JCC celebrates the Fourth of July with a pool party


Brightly colored Italian ice; red, white and blue decorations; kids splashing in the pool; and, most importantly, crowds of people together again after a long year of COVID-19 restrictions.

That was the scene at the JCC of Greater Baltimore’s July Fourth pool party for their members. The event took place from 11 a.m. to 5 p.m. on Sunday at the Rosenbloom Owings Mills JCC Aquatics Park.

“It’s really like a true Independence Day, welcoming everybody back in,” said Lynne Kness, the director of member and guest services at the JCC of Greater Baltimore.

As they arrived, members were greeted with red, white and blue leis for them to wear, as well as the sounds of a DJ playing upbeat music.

There were competitions throughout the day for kids, such as a hula hoop contest, a limbo contest, a gone fishing game for toddlers, a rubber ducky game, a water balloon toss and corn hole.

The JCC also provided complimentary Italian ice from Kona Ice.

“This is a wonderful time of year, and it’s a great reminder to us about just celebrating freedom and celebrating diversity,” said Barak Hermann, CEO of the JCC of Greater Baltimore.

Different groups of people attended the party, which is reflective of the JCC’s diversity and community.

One attendee of the pool party, Faith Bane, is not Jewish, but her family belongs to the JCC, and she said that “folks have just been extremely welcoming.”

Her daughter attends preschool there, so they have met many families in the community. Bane enjoyed seeing all of the families and children she knew coming together and having a good time on the Fourth of July.

She attended the Fourth of July event two years ago, which she enjoyed, but it was very different from the pool party event the JCC had last year. People had to make reservations to attend and it was limited in capacity.

This year, there were no COVID-19 restrictions, a relief to many.
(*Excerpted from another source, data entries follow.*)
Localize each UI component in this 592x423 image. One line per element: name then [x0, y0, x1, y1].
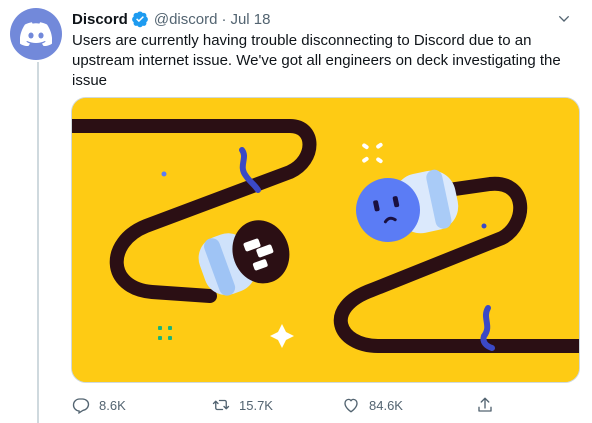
tweet-media-image[interactable]: [71, 97, 580, 383]
heart-icon: [344, 398, 358, 413]
share-icon: [478, 397, 492, 412]
author-name[interactable]: Discord: [72, 11, 128, 28]
thread-line: [37, 62, 39, 423]
tweet-text: Users are currently having trouble disco…: [72, 32, 561, 89]
verified-badge-icon: [131, 11, 148, 28]
tweet-date[interactable]: Jul 18: [230, 11, 270, 28]
retweet-icon: [212, 399, 230, 411]
discord-logo-icon: [20, 22, 52, 46]
reply-count: 8.6K: [99, 397, 126, 413]
reply-button[interactable]: 8.6K: [72, 393, 126, 417]
tweet-actions: 8.6K 15.7K 84.6K: [72, 393, 502, 417]
retweet-button[interactable]: 15.7K: [212, 393, 273, 417]
share-button[interactable]: [476, 393, 503, 417]
avatar[interactable]: [10, 8, 62, 60]
retweet-count: 15.7K: [239, 397, 273, 413]
tweet-header: Discord @discord · Jul 18: [72, 9, 582, 29]
illustration-unplugged-cable: [72, 98, 579, 382]
separator-dot: ·: [221, 10, 227, 28]
like-button[interactable]: 84.6K: [342, 393, 403, 417]
reply-icon: [72, 398, 90, 414]
author-handle[interactable]: @discord: [154, 11, 218, 28]
like-count: 84.6K: [369, 397, 403, 413]
chevron-down-icon[interactable]: [556, 11, 572, 27]
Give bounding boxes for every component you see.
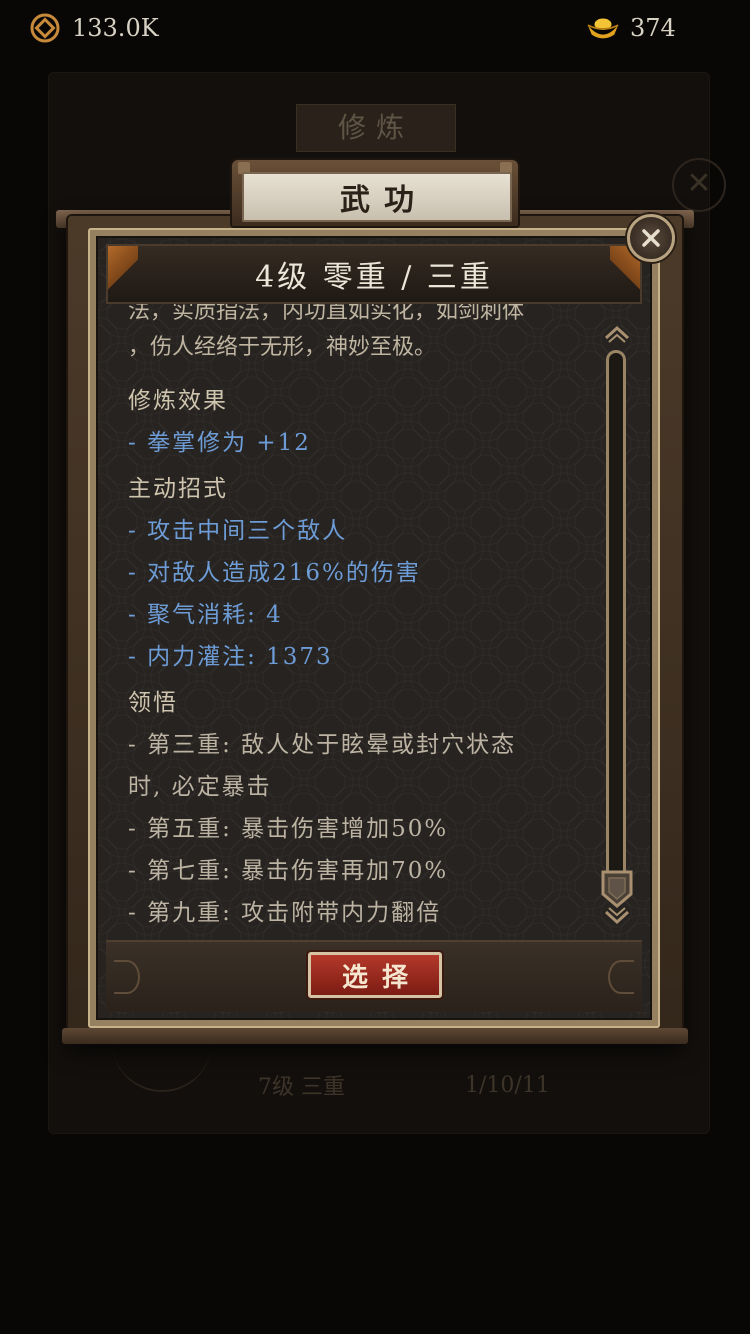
dialog-title-plate: 武功	[242, 172, 512, 222]
select-button[interactable]: 选择	[308, 952, 442, 998]
dialog-title-tab: 武功	[232, 160, 518, 226]
dialog-title: 武功	[340, 183, 428, 218]
section-heading-active-skill: 主动招式	[128, 476, 228, 502]
active-skill-item: - 内力灌注: 1373	[128, 644, 333, 670]
banner-corner-left	[108, 246, 138, 302]
scroll-down-arrow-icon[interactable]	[603, 906, 631, 928]
background-row-count: 1/10/11	[465, 1072, 550, 1098]
scrollbar-thumb[interactable]	[599, 868, 635, 910]
footer-ornament-left	[114, 960, 140, 994]
coin-icon	[28, 11, 62, 45]
level-banner: 4级 零重 / 三重	[106, 244, 642, 304]
currency-bar: 133.0K 374	[0, 0, 750, 58]
section-heading-effects: 修炼效果	[128, 388, 228, 414]
skill-detail-content[interactable]: 法，实质指法，内功直如实化，如剑刺体 ，伤人经络于无形，神妙至极。 修炼效果 -…	[128, 304, 588, 930]
footer-ornament-right	[608, 960, 634, 994]
coins-value: 133.0K	[72, 14, 159, 42]
insight-item: - 第九重: 攻击附带内力翻倍	[128, 900, 442, 926]
insight-item: - 第七重: 暴击伤害再加70%	[128, 858, 449, 884]
insight-item: - 第五重: 暴击伤害增加50%	[128, 816, 449, 842]
description-line: ，伤人经络于无形，神妙至极。	[128, 335, 437, 360]
scrollbar-track[interactable]	[606, 350, 626, 896]
gold-display: 374	[586, 10, 676, 46]
background-row: 7级 三重 1/10/11	[100, 1050, 660, 1120]
insight-item: 时, 必定暴击	[128, 774, 272, 800]
background-close-icon: ✕	[672, 158, 726, 212]
select-button-label: 选择	[341, 962, 422, 993]
background-row-level: 7级 三重	[258, 1075, 345, 1100]
active-skill-item: - 攻击中间三个敌人	[128, 518, 348, 544]
close-icon	[642, 229, 660, 247]
level-header: 4级 零重 / 三重	[255, 260, 493, 295]
coins-display: 133.0K	[28, 10, 159, 46]
active-skill-item: - 聚气消耗: 4	[128, 602, 283, 628]
effect-item: - 拳掌修为 +12	[128, 430, 311, 456]
dialog-frame-bottom	[62, 1028, 688, 1044]
close-button[interactable]	[627, 214, 675, 262]
scroll-up-arrow-icon[interactable]	[603, 322, 631, 344]
gold-ingot-icon	[586, 11, 620, 45]
description-clipped-line: 法，实质指法，内功直如实化，如剑刺体	[128, 304, 525, 324]
insight-item: - 第三重: 敌人处于眩晕或封穴状态	[128, 732, 517, 758]
active-skill-item: - 对敌人造成216%的伤害	[128, 560, 421, 586]
section-heading-insight: 领悟	[128, 690, 178, 716]
background-tab: 修炼	[296, 104, 456, 152]
gold-value: 374	[630, 14, 676, 42]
“It’s just really nice to be able to offer a happy day without masks [and] without restrictions,” Kness said. “I think that people are just … ready to be out here.”

However, it can be difficult to adjust to a large-scale event like this after the pandemic.

“It was definitely a little nerve-wracking at first, but everyone seems to be having a good time,” Bane said.

For some members, the festivities of the event did not matter as much as being able to hang out with their friends and tight-knit community.

Rocky Teitelman, a longtime member of the JCC, said that he and his friends would be at the pool whether there was an event or not.

“Some of us have known each other for 50 years, so we come to the pool all the time,” Teitelman said.

David Dessler, Teitelman’s friend and longtime member of the JCC, also loves the community and was glad that everyone was able to come together and celebrate at the event.

The JCC “feels like home,” Dessler said.